Nanotubes are manufactured in a variety of forms, including metallic and semiconducting as well as single- and multiwalled designs. Of these, only the single-walled semiconducting variety produces fluorescence. Previously, it was difficult to separate the various types in meaningful quantities, and no method exists to produce only the highly fluorescent variety.
Researchers from Vanderbilt University in Nashville, Tenn., and from Brigham Young University in Provo, Utah, led by Tobias Hertel of Vanderbilt have developed a method that effectively isolates the fluorescent nanotubes from those that are useless for imaging purposes. The technique involves mixing the nanotubes with a special soap, accompanied with a blast of ultrasound, which breaks the clumps apart and dissolves them. The resulting liquid then undergoes density gradient ultracentrifugation to separate impurities.
Hertel’s team removed the most buoyant layer, let it set for a while and then placed it back in the ultracentrifuge for another 12 hours to further separate the layers according to their buoyant density. A uniform population of the single-walled nanotubes was contained in one of the layers. The density gradient technique has been around for decades but only recently has been applied to nanotubes.
This three-dimensional model shows a carbon nanotube encapsulated in a special soap that helps break apart clumps of nanotubes. The soap is part of a technique to separate fluorescent nanotubes from their nonlight-producing cousins.
Although much work remains to be done before nanotubes can be used in medicine, Hertel said that the structures have several potential advantages compared with other imaging agents, including quantum dots.

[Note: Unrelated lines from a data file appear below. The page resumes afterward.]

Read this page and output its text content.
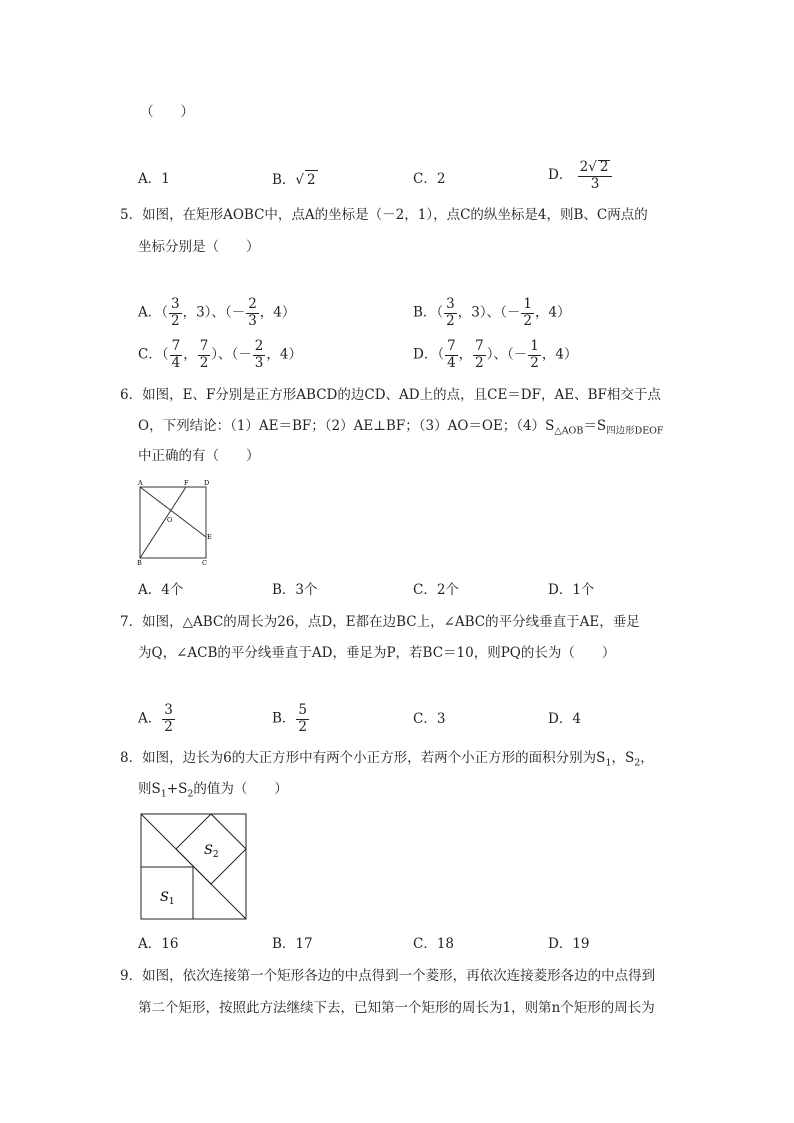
（　　）
A．1	B．√ 2	C．2	D． $\frac{2√ 2}{3}$
5．如图，在矩形AOBC中，点A的坐标是（－2，1），点C的纵坐标是4，则B、C两点的
坐标分别是（　　）
A．（ $\frac{3}{2}$ ，3）、（－ $\frac{2}{3}$ ，4）	B．（ $\frac{3}{2}$ ，3）、（－ $\frac{1}{2}$ ，4）
C．（ $\frac{7}{4}$ ， $\frac{7}{2}$ ）、（－ $\frac{2}{3}$ ，4）	D．（ $\frac{7}{4}$ ， $\frac{7}{2}$ ）、（－ $\frac{1}{2}$ ，4）
6．如图，E、F分别是正方形ABCD的边CD、AD上的点，且CE＝DF，AE、BF相交于点
O，下列结论：（1）AE＝BF；（2）AE⊥BF；（3）AO＝OE；$(4)S_{\triangle AOB}=S_{四边形DEOF}$
中正确的有（　　）
A	F D
O
E
B	C
A．4个	B．3个	C．2个	D．1个
7．如图，△ABC的周长为26，点D，E都在边BC上，∠ABC的平分线垂直于AE，垂足
为Q，∠ACB的平分线垂直于AD，垂足为P，若BC＝10，则PQ的长为（　　）
A． $\frac{3}{2}$	B． $\frac{5}{2}$	C．3	D．4
8．如图，边长为6的大正方形中有两个小正方形，若两个小正方形的面积分别为$S_1$，$S_2$，
则$S_1+S_2$的值为（　　）
$S_1$
$S_2$
A．16	B．17	C．18	D．19
9．如图，依次连接第一个矩形各边的中点得到一个菱形，再依次连接菱形各边的中点得到
第二个矩形，按照此方法继续下去，已知第一个矩形的周长为1，则第n个矩形的周长为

The harvested nanotubes exhibit a surprisingly high quantum efficiency and photostability. The fluorescence generated by the nanotubes can last for months. In contrast, the longevity of other imaging approaches is measured in hours or days. The nanotubes also emit at about 1000 nm, a wavelength that is ideal for use in the life sciences because skin and other tissue are transparent in the near-infrared, and the nanotube’s light is not absorbed as strongly.
Nanotubes eventually could be used as chemical probes and as contrast agents and could be employed in cancer treatment through laser-induced hyperthermia, Hertel said. In the latter technique, the nanotubes would be attached to cancerous tumors and exposed to a wavelength of light that would cause them to heat up to a point at which they would destroy the afflicted cells.
But those applications are likely at least several years away, as researchers continue to study the safety of nanotubes in humans. The nanotubes are nontoxic, and there is no evidence that they damage cells. But more testing will be needed to ensure that there are no unintended side effects, Hertel said.
Journal of the American Chemical Society, July 4, 2007, pp. 8058-8059.